Many think that cream cheese is Kraft’s branded “Philadelphia Cheese”. In a previous life so did I. It never occurred to me that I could make my own cream cheese at home on the kitchen counter. Once I found out how easy it is I was surprised no one I knew was making their own cream cheese. The difference in taste between mass produced cream cheeses and a home-made cream cheese is astounding. I would be interested to hear if any agree with me or if they think I’m exaggerating! Most commercial cream cheeses – including ones labelled organic – use powdered LABs to ferment their products. To be fair, I think they are obliged to do so by a set of food regulations unable to distinguish between the good, the bad and the ugly. If you make your own cream cheese from home-made clabbered milk or yoghurt you can be sure you’re using wild ferments.
Cream cheese is used in hundreds of recipes and has many different names : fromage blanc in French, kwark in German and plattekaas in Dutch.

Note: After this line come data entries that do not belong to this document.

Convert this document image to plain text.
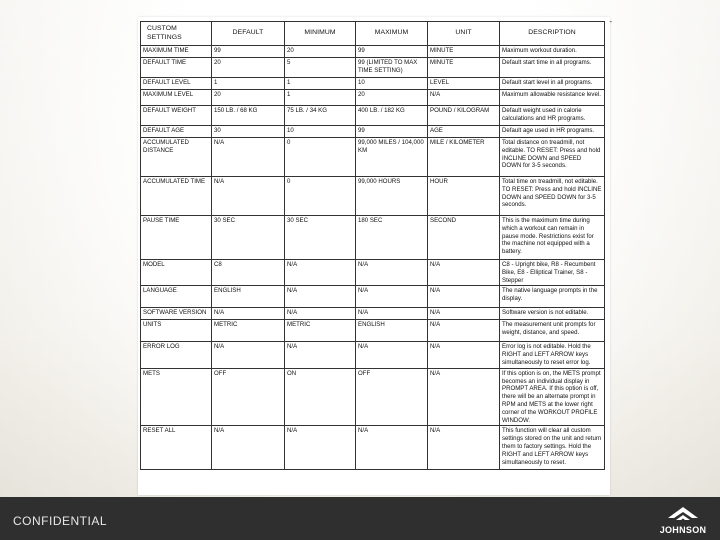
-
CUSTOM SETTINGS	DEFAULT	MINIMUM	MAXIMUM	UNIT	DESCRIPTION
MAXIMUM TIME	99	20	99	MINUTE	Maximum workout duration.
DEFAULT TIME	20	5	99 (LIMITED TO MAX TIME SETTING)	MINUTE	Default start time in all programs.
DEFAULT LEVEL	1	1	10	LEVEL	Default start level in all programs.
MAXIMUM LEVEL	20	1	20	N/A	Maximum allowable resistance level.
DEFAULT WEIGHT	150 LB. / 68 KG	75 LB. / 34 KG	400 LB. / 182 KG	POUND / KILOGRAM	Default weight used in calorie calculations and HR programs.
DEFAULT AGE	30	10	99	AGE	Default age used in HR programs.
ACCUMULATED DISTANCE	N/A	0	99,000 MILES / 104,000 KM	MILE / KILOMETER	Total distance on treadmill, not editable. TO RESET: Press and hold INCLINE DOWN and SPEED DOWN for 3-5 seconds.
ACCUMULATED TIME	N/A	0	99,000 HOURS	HOUR	Total time on treadmill, not editable. TO RESET: Press and hold INCLINE DOWN and SPEED DOWN for 3-5 seconds.
PAUSE TIME	30 SEC	30 SEC	180 SEC	SECOND	This is the maximum time during which a workout can remain in pause mode. Restrictions exist for the machine not equipped with a battery.
MODEL	C8	N/A	N/A	N/A	C8 - Upright bike, R8 - Recumbent Bike, E8 - Elliptical Trainer, S8 - Stepper
LANGUAGE	ENGLISH	N/A	N/A	N/A	The native language prompts in the display.
SOFTWARE VERSION	N/A	N/A	N/A	N/A	Software version is not editable.
UNITS	METRIC	METRIC	ENGLISH	N/A	The measurement unit prompts for weight, distance, and speed.
ERROR LOG	N/A	N/A	N/A	N/A	Error log is not editable. Hold the RIGHT and LEFT ARROW keys simultaneously to reset error log.
METS	OFF	ON	OFF	N/A	If this option is on, the METS prompt becomes an individual display in PROMPT AREA. If this option is off, there will be an alternate prompt in RPM and METS at the lower right corner of the WORKOUT PROFILE WINDOW.
RESET ALL	N/A	N/A	N/A	N/A	This function will clear all custom settings stored on the unit and return them to factory settings. Hold the RIGHT and LEFT ARROW keys simultaneously to reset.
CONFIDENTIAL
JOHNSON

It is not the same as ricotta though it can have the same texture. Even if you don’t use cream cheese for baking it tastes great as a plain spread on sourdough breads and topped with jam– or you can season it with salt and pepper and add some chopped chives as a savoury spread or dip. It can be sweetened with honey or a bit of sugar and served as a desert alongside strawberries or any summer berry. It is used in cheese-cake recipes and savoury dishes. When the enzyme rennet is added cream cheese forms the basis of many of our favourite cheeses.
Remember not only will your home-made cream cheese taste better than a mass produced version it will be packed with natural, wild microorganisms. I hope once you see how easy, satisfying and versatile it is to make your own cream cheese you will not be tempted to buy a branded version ever again.
1 lt. or 1 pt. of home-made clabbered milk OR
1 lt. or 1 pt. of organic yoghurt
Place a cheese cloth or tea-towel over a sieve and rest on top of bowl and pour your clabbered milk or yoghurt – or indeed any cultured dairy you have – into the cheese cloth.
Tie the cloth and leave to rest from 4-8 hours. The longer you leave it the more whey is removed. The drier the cream cheese the more it resembles a curd. Sometimes it is left to dry for longer so that it crumbles.
After 4- 8 hours you have cream cheese!
Keep the whey for fermented chutneys or to drink with some lime juice and honey.